I am creating iceberg lake and have added the following configs to my dbt profiles:

“spark.sql.legacy.allowNonEmptyLocationInCTAS=true
–conf spark.sql.extensions=org.apache.iceberg.spark.extensions.IcebergSparkSessionExtensions
–conf spark.serializer=org.apache.spark.serializer.KryoSerializer
–conf spark.sql.warehouse=
–conf spark.sql.catalog.glue_catalog=org.apache.iceberg.spark.SparkCatalog
–conf spark.sql.catalog.glue_catalog.catalog-impl=org.apache.iceberg.aws.glue.GlueCatalog
–conf spark.sql.catalog.glue_catalog.io-impl=org.apache.iceberg.aws.s3.S3FileIO
–conf spark.sql.catalog.glue_catalog.lock-impl=org.apache.iceberg.aws.dynamodb.DynamoDbLockManager
–conf spark.sql.catalog.glue_catalog.lock.table=myGlueLockTable
–conf spark.sql.legacy.createTableColumnTypesInCatalog=true
–conf spark.sql.sources.default=org.apache.iceberg.spark.SparkCatalog
–conf spark.sql.sources.write.semantic=ORC
–conf spark.sql.legacy.createEmptyManagedTableByDefaul=true”

I went through the dbt logs and isolated the issue to, writing of the tmp table:

spark.sql(“CREATE TABLE test_table LOCATION ‘s3://BucketName/Iceberg_db/tmp_test_table’ AS SELECT * FROM tmp_tmp_test_table”)

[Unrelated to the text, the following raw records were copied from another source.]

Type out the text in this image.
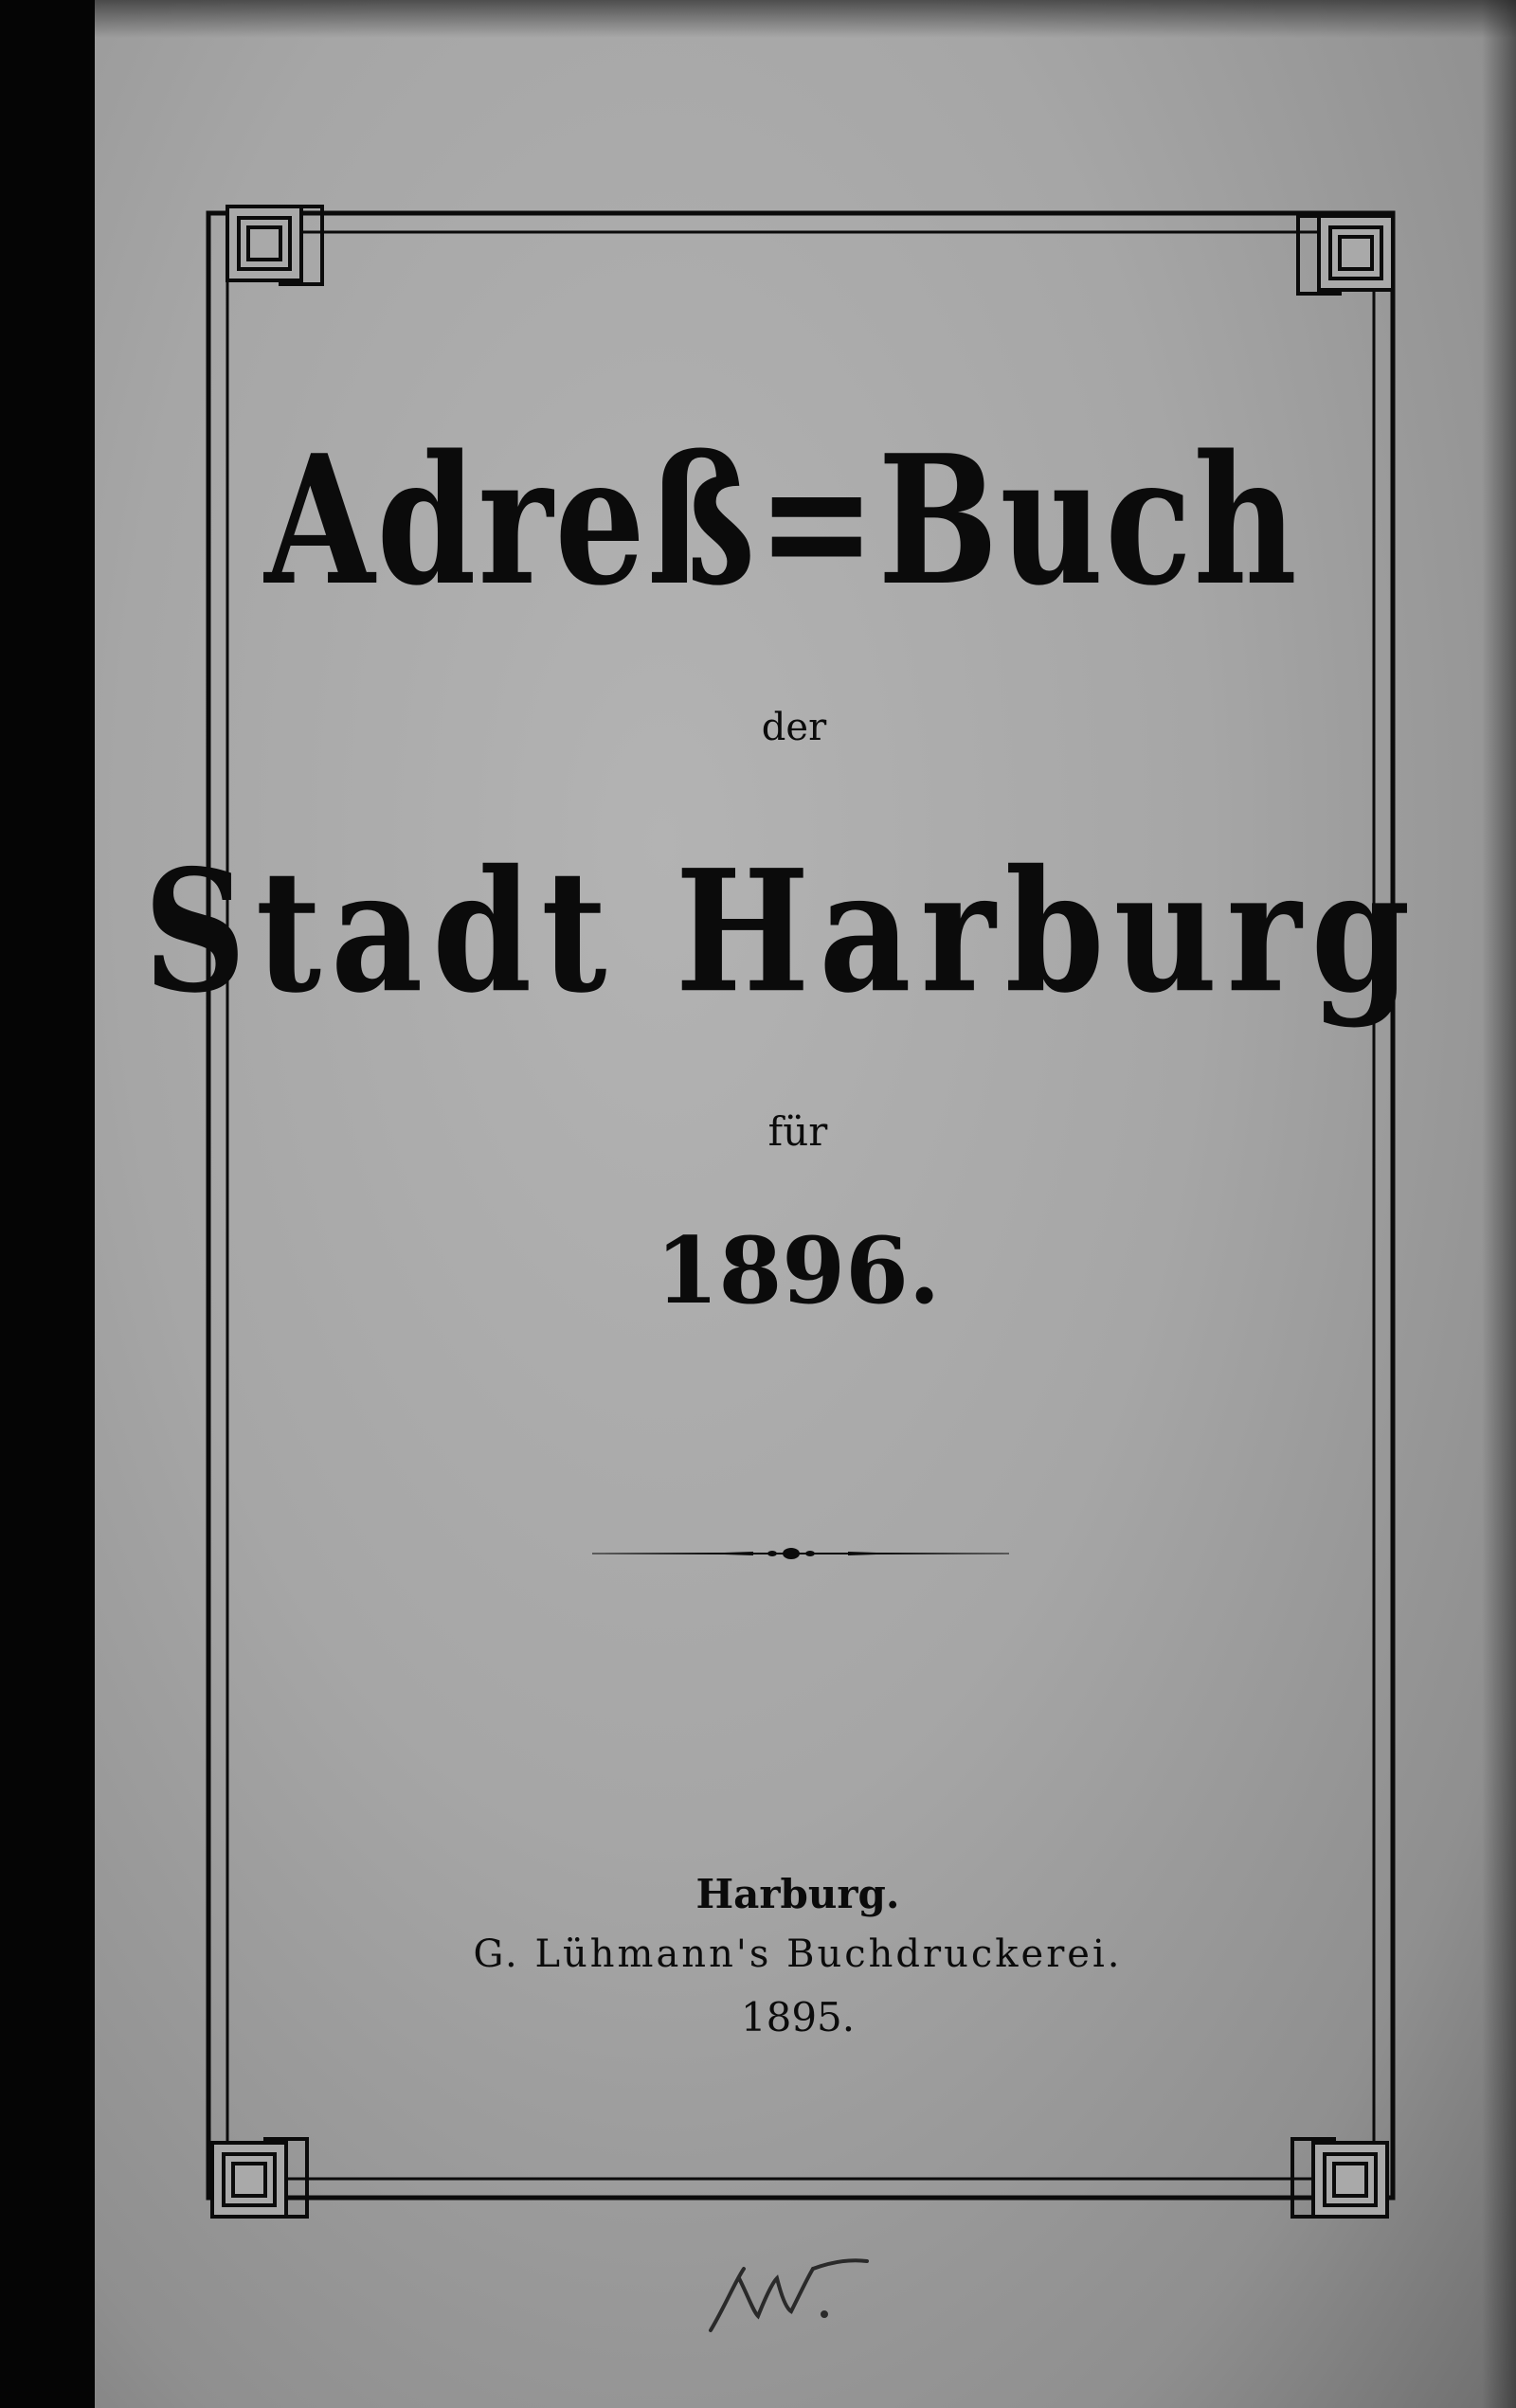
Adreß=Buch
der
Stadt Harburg
für
1896.
Harburg.
G. Lühmann's Buchdruckerei.
1895.
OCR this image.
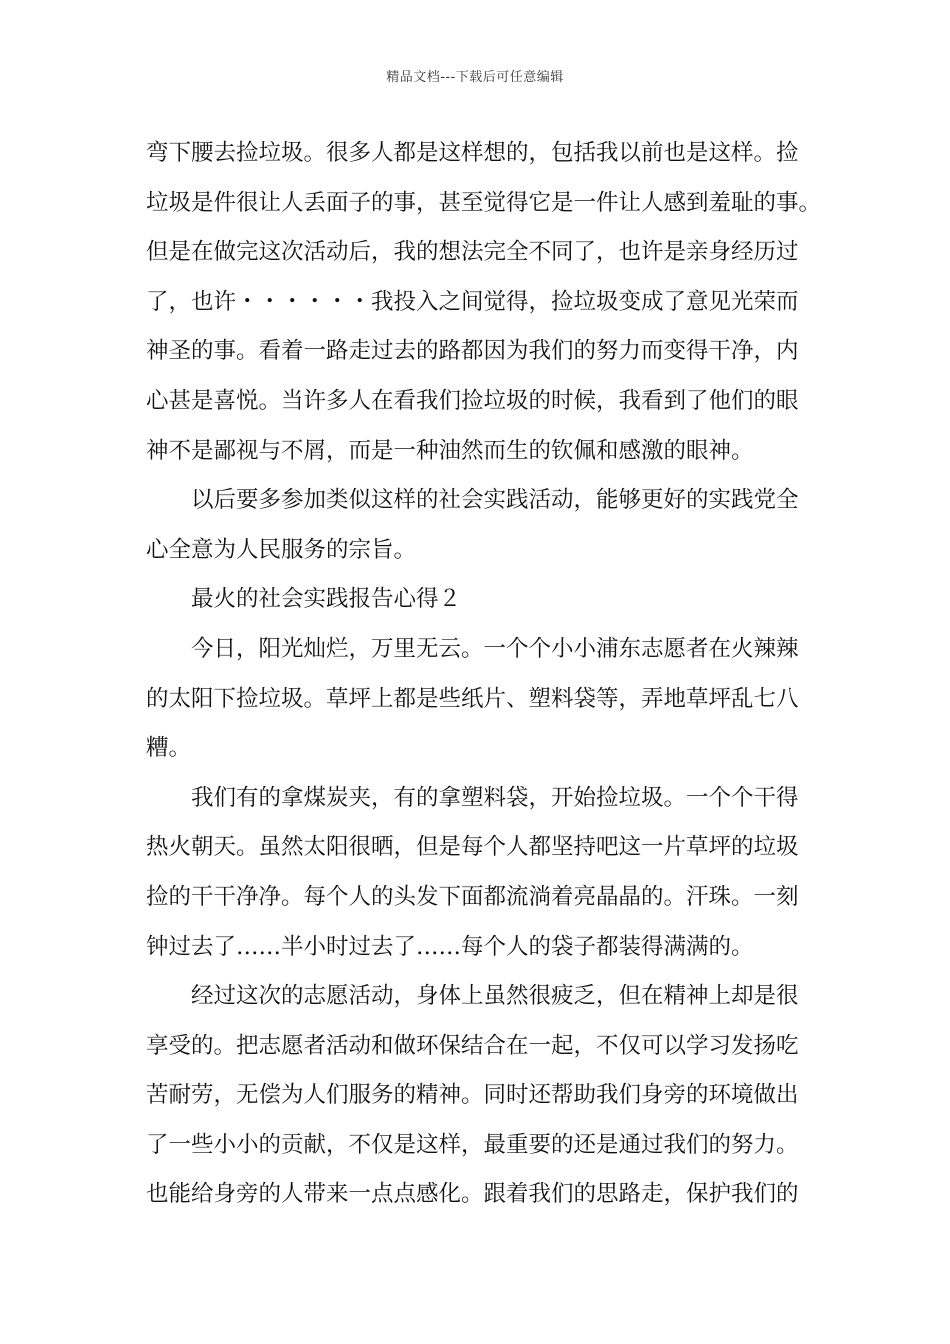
精品文档---下载后可任意编辑

弯下腰去捡垃圾。很多人都是这样想的，包括我以前也是这样。捡
垃圾是件很让人丢面子的事，甚至觉得它是一件让人感到羞耻的事。
但是在做完这次活动后，我的想法完全不同了，也许是亲身经历过
了，也许・・・・・・我投入之间觉得，捡垃圾变成了意见光荣而
神圣的事。看着一路走过去的路都因为我们的努力而变得干净，内
心甚是喜悦。当许多人在看我们捡垃圾的时候，我看到了他们的眼
神不是鄙视与不屑，而是一种油然而生的钦佩和感激的眼神。

以后要多参加类似这样的社会实践活动，能够更好的实践党全
心全意为人民服务的宗旨。

最火的社会实践报告心得２

今日，阳光灿烂，万里无云。一个个小小浦东志愿者在火辣辣
的太阳下捡垃圾。草坪上都是些纸片、塑料袋等，弄地草坪乱七八
糟。

我们有的拿煤炭夹，有的拿塑料袋，开始捡垃圾。一个个干得
热火朝天。虽然太阳很晒，但是每个人都坚持吧这一片草坪的垃圾
捡的干干净净。每个人的头发下面都流淌着亮晶晶的。汗珠。一刻
钟过去了……半小时过去了……每个人的袋子都装得满满的。

经过这次的志愿活动，身体上虽然很疲乏，但在精神上却是很
享受的。把志愿者活动和做环保结合在一起，不仅可以学习发扬吃
苦耐劳，无偿为人们服务的精神。同时还帮助我们身旁的环境做出
了一些小小的贡献，不仅是这样，最重要的还是通过我们的努力。
也能给身旁的人带来一点点感化。跟着我们的思路走，保护我们的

When I inspect the table in Athena the input , output format and serde serialization lib assigned are wrong.
i.e:
Input Format: org.apache.hadoop.mapred.TextInputFormat
OutputFormat: org.apache.hadoop.hive.ql.io.HiveIgnoreKeyTextOutputFormat
serde serialization lib: org.apache.hadoop.hive.serde2.lazy.LazySimpleSerDe

When I recreate the process in interactive notebook and override the above statement with:

spark.sql(“”"
CREATE TABLE tmp_test_table
ROW FORMAT SERDE ‘org.apache.hadoop.hive.ql.io.parquet.serde.ParquetHiveSerDe’
WITH SERDEPROPERTIES (
‘serialization.format’ = ‘1’
)
STORED AS
INPUTFORMAT ‘org.apache.hadoop.hive.ql.io.parquet.MapredParquetInputFormat’
OUTPUTFORMAT ‘org.apache.hadoop.hive.ql.io.parquet.MapredParquetOutputFormat’
LOCATION ‘s3://bucket_name/iceberg_db/tmp_test_table’
AS SELECT * FROM tmp_tmp_test_table
“”")

Correct values:
Input Format: org.apache.hadoop.hive.ql.io.parquet.MapredParquetInputFormat
Output Format: org.apache.hadoop.hive.ql.io.parquet.MapredParquetOutputFormat
serde serialization lib: org.apache.hadoop.hive.ql.io.parquet.serde.ParquetHiveSerDe

The null issue is resolved. I was wondering there is way to override the intermediate tmp table creations or any other setting that will help set the correct input, output formats and serde serialization library?

After dredging to several possible solution I found the solution to this with the following Stack Overflow:

To implement the flag in dbt I added the set statement as prehook in dbt-project.yml
Optionally I also added the hive flag in my profiles.yml under the conf tags

SET hive.default.fileformat=parquet